Evo 2 and the Future of AI in Biology
AI is poised to rapidly transform biological research, enabling breakthroughs previously thought to be decades away. Evo 2 represents a significant leap forward in this evolution, introducing a genomic foundation model capable of analyzing and generating DNA, RNA, and protein sequences at unprecedented scales.
While Evo excelled in predicting mutation effects and gene expression in prokaryotes, the capabilities of Evo 2 are much broader, with enhanced cross-species generalization, making it a valuable tool for studying eukaryotic biology, human diseases, and evolutionary relationships.
Evo 2’s ability to perform zero-shot tasks, from identifying genes that drive cancer risk to designing complex biomolecular systems, showcases its versatility. Including long-context dependencies enables it to uncover patterns across genomes, providing multi-modal and multi-scale insights that are pivotal for advancements in precision medicine, agriculture, and synthetic biology.

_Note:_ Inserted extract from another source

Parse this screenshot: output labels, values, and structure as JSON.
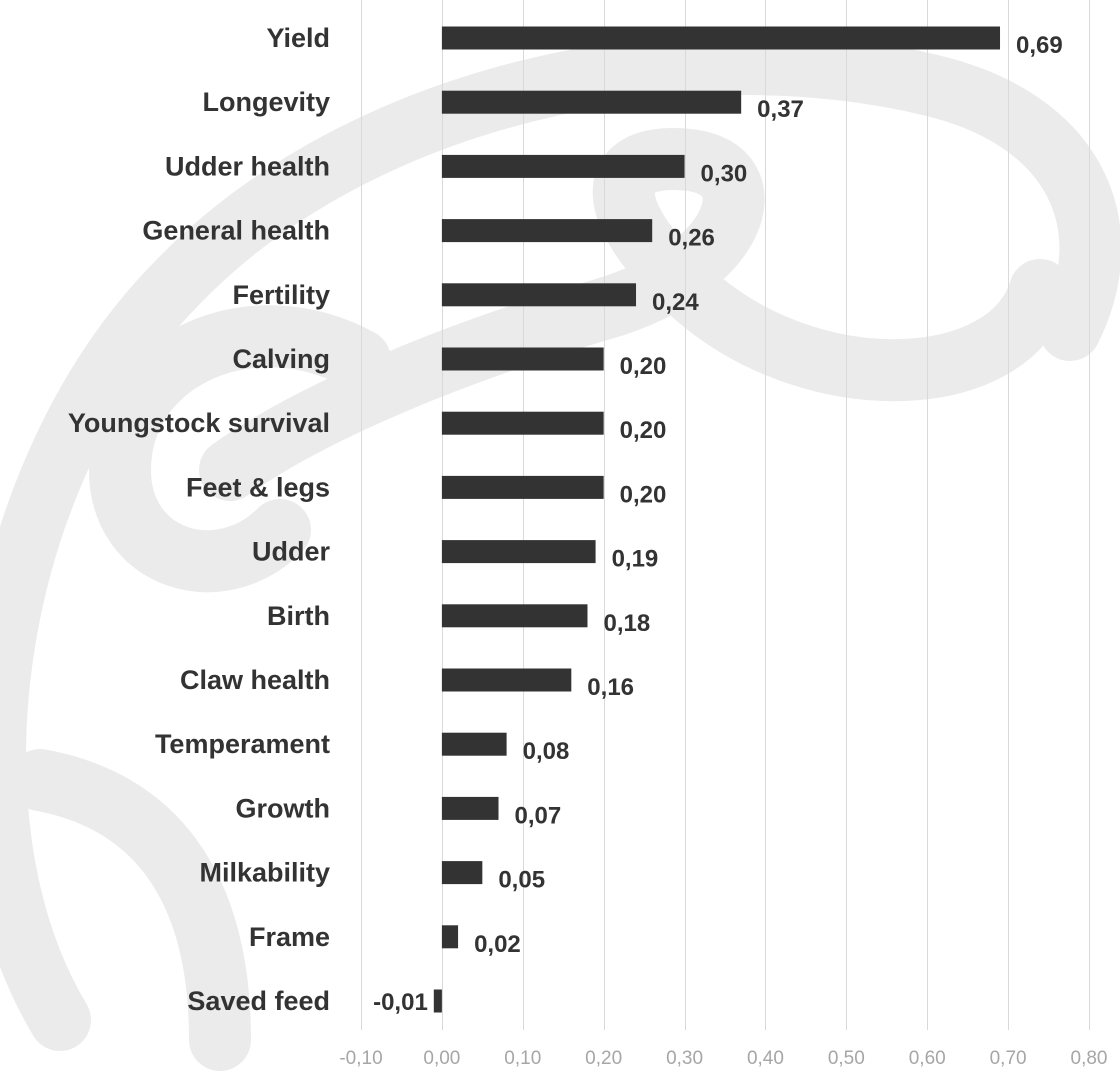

As the field moves forward, models like Evo 2 set the stage for a future where AI deciphers life’s complexity and is also used to design new useful biological systems. These advancements align with broader trends in AI-driven science, where foundational models are tailored to domain-specific challenges, unlocking previously unattainable capabilities. Evo 2’s contributions signal a future where AI becomes an indispensable partner in decoding, designing, and reshaping the living world.
Acknowledgments
We’d like to thank the following contributors to the described research for their notable contributions to the ideation, writing, and figure design for this post:
- Garyk Brixi, genetics Ph.D. student at Stanford
- Jerome Ku, machine learning engineer working with the Arc Institute
- Michael Poli, founding scientist at Liquid AI and computer science Ph.D. student at Stanford
- Greg Brockman, co-founder and president of OpenAI
- Eric Nguyen, bioengineering Ph.D. student at Stanford
- Brandon Yang, co-founder of Cartesia AI and computer science Ph.D. student at Stanford (on leave)
- Dave Burke, chief technology officer at the Arc Institute
- Hani Goodarzi, core investigator at the Arc Institute and associate professor of biophysics and biochemistry at the University of California, San Francisco
- Patrick Hsu, co-founder of the Arc Institute, assistant professor of bioengineering, and Deb Faculty Fellow at the University of California, Berkeley
- Brian Hie, assistant professor of chemical engineering at Stanford University, Dieter Schwarz Foundation Stanford Data Science Faculty Fellow, innovation investigator at the Arc Institute, and leader at the Laboratory of Evolutionary Design at Stanford
FAQs
Q: What is Evo 2?
A: Evo 2 is a next-generation genomic foundation model that can analyze and generate DNA, RNA, and protein sequences at unprecedented scales.
Q: What are the key features of Evo 2?
A: Evo 2 includes enhanced cross-species generalization, long-context dependencies, and superior performance.
Q: What are the potential applications of Evo 2?
A: Evo 2 can be used for studying eukaryotic biology, human diseases, and evolutionary relationships, as well as for precision medicine, agriculture, and synthetic biology.
Q: How does Evo 2 differ from other AI models?
A: Evo 2 is designed to handle long sequences of information and can integrate multimodal and multiscale biological understanding, making it a powerful tool for biological research.